Is that what I was doing wrong then? Stalling? Waiting for some other option to appear on the horizon when there wasn’t one? No matter how much Dace rejected my nightmare vision of him, hatred and fear pushed him a little closer to that ledge every day. As much as I couldn’t accept that nightmare, he couldn’t accept that saving me no matter the cost wasn’t right.

How could it be wrong to risk your life to save someone you love?

Because we weren’t normal, that’s why. Because we were broken, and we couldn’t duct tape ourselves back together, hold hands, and then skip off into the sunset like normal couples when destiny had other things in store for us. We were fading, and I was so determined our bond would be enough to save us regardless of how broken we were that I deluded myself.

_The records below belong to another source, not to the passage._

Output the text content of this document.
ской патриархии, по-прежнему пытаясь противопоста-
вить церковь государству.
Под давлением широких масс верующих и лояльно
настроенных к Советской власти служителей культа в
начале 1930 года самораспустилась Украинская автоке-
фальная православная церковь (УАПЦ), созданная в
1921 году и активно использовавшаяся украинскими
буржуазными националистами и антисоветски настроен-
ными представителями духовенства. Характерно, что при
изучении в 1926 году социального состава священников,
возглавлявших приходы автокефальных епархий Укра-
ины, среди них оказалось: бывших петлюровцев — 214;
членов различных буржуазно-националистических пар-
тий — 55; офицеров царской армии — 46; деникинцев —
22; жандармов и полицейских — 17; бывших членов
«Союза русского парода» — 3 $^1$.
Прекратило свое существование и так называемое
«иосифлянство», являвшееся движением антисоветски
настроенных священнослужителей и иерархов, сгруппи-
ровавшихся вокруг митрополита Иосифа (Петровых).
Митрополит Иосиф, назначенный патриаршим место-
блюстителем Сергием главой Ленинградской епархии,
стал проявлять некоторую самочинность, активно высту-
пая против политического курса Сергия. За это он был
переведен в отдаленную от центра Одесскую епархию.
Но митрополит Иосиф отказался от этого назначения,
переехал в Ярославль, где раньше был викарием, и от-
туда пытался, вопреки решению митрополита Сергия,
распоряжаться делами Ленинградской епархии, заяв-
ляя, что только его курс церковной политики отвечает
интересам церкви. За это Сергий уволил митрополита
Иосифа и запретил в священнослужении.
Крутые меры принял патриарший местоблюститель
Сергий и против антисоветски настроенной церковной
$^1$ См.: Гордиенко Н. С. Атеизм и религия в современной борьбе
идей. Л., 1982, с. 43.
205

Dace would never back down.

Wanting something badly enough didn’t make it happen, and people didn’t get to slay dragons and live happily ever after when they were broken. I was so stupid for believing that about Dace and me when nothing about any of this was that easy.

Did I really expect reality to change just because I wanted it to?

I spent hours poring over Norse mythology, and very few of those myths ended happily ever after. Why did I expect Dace and me to be the exception to that rule?

We weren’t the exception. How could we be when all we did was hurt one another?

Sometimes, no matter how much you wished things could be different, they couldn’t.

Maybe we were cursed after all.

Dace and I didn’t talk on the drive home, and I stopped hoping he’d open his mouth and say something, say anything, to me. He didn’t. There was nothing left to say anyway. He’d already made his choice… and it wasn’t me.

The first exit sign for Beebe appeared in the distance.

“You guys hungry?” Dad asked.

I shook my head. The thought of food made me want to vomit.

“Dace?”

“No.”

Dad caught my gaze in the rearview mirror and gave me a tight smile.

I tried to smile back, but couldn’t. I moved my gaze along instead, choosing to stare out the window as we exited the freeway. The snow had melted over the last few days, leaving the town a sodden, dirty mess. I always forgot that part of snowfall. When it was over, and the blanket of soft white disappeared again, the world looked dirtier, as if reality stained everything below in stark, vivid detail. Tree branches and grass drooped and withered. The slush remaining in spots alongside the roadways, in driveways, parking lots, and yards were uninviting black and brown lumps.

The world was tainted.

Don’t go alone.

Dace’s voice in my head when there’d been nothing but silence for two agonizing days shattered me. I bit the inside of my cheek hard to keep from sobbing.

I know
…. He sighed.
I know this is my fault. I pushed you into this, and I won’t ask you to stay now. I won’t put you in that position. Just, please, don’t go alone.